Russia’s primary quantitative advantage today is real estate. Post-Soviet Russia is still the largest country in the world. But defending a country twice the size of the United States with half the population and half as large an army is not necessarily an advantage.
For these reasons, analysts like Timothy Thomas believe that Russia today is more likely to employ “indirect, asymmetric, and non-military measures” against its neighbors than to rely primarily on a quantitative advantage it would be hard-pressed to achieve.
Conclusions
Soviet numerical advantages in World War II were significant but not overwhelming. It rarely demonstrated the steamroller superiority of German myth and Hollywood hyperbole. When you crunch the numbers, it turns out that Russian superiority was not so great as is commonly believed.

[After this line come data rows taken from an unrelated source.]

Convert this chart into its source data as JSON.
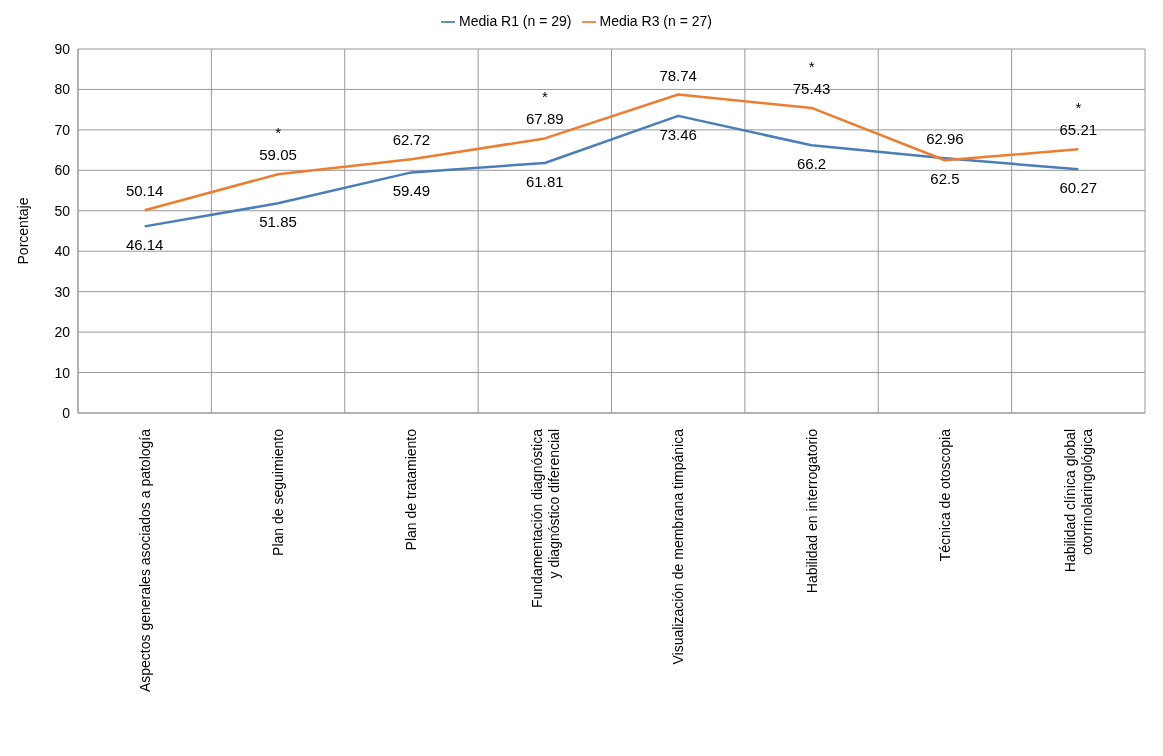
{
  "chart_data": {
    "type": "line",
    "ylabel": "Porcentaje",
    "categories": [
      "Aspectos generales asociados a patología",
      "Plan de seguimiento",
      "Plan de tratamiento",
      "Fundamentación diagnóstica y diagnóstico diferencial",
      "Visualización de membrana timpánica",
      "Habilidad en interrogatorio",
      "Técnica de otoscopia",
      "Habilidad clínica global otorrinolaringológica"
    ],
    "series": [
      {
        "name": "Media R1 (n = 29)",
        "color": "#4a7ebb",
        "values": [
          46.14,
          51.85,
          59.49,
          61.81,
          73.46,
          66.2,
          62.96,
          60.27
        ]
      },
      {
        "name": "Media R3 (n = 27)",
        "color": "#ed7d31",
        "values": [
          50.14,
          59.05,
          62.72,
          67.89,
          78.74,
          75.43,
          62.5,
          65.21
        ]
      }
    ],
    "ylim": [
      0,
      90
    ],
    "yticks": [
      0,
      10,
      20,
      30,
      40,
      50,
      60,
      70,
      80,
      90
    ],
    "grid": true,
    "legend": "top",
    "data_labels": true,
    "marker": "none",
    "line_style": "solid",
    "annotations": [
      {
        "text": "*",
        "x": "Plan de seguimiento",
        "y": 59.05
      },
      {
        "text": "*",
        "x": "Fundamentación diagnóstica y diagnóstico diferencial",
        "y": 67.89
      },
      {
        "text": "*",
        "x": "Habilidad en interrogatorio",
        "y": 75.43
      },
      {
        "text": "*",
        "x": "Habilidad clínica global otorrinolaringológica",
        "y": 65.21
      }
    ]
  }
}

The Red Army did attain numerical superiority on the Eastern Front. Slowly and at great cost, drawing on a smaller available population than that of the United States, it was able to gain a 2:1 advantage over the Axis by 1943 and a 4:1 edge in 1945. That’s a significant quantitative advantage, but not exactly a steamroller — and not much different from the brute force advantage the western Allies also enjoyed.
World War II has much to teach us. Debunking the myths of this war can improve our understanding of the military situation today. We might even avoid generating new myths based on old stereotypes.
Reina Pennington, PhD, teaches military and Russian history at Norwich University in Vermont. She is a former Air Force intelligence officer and Soviet analyst, and is presently working on a book entitled What Russia Can Teach Us About War.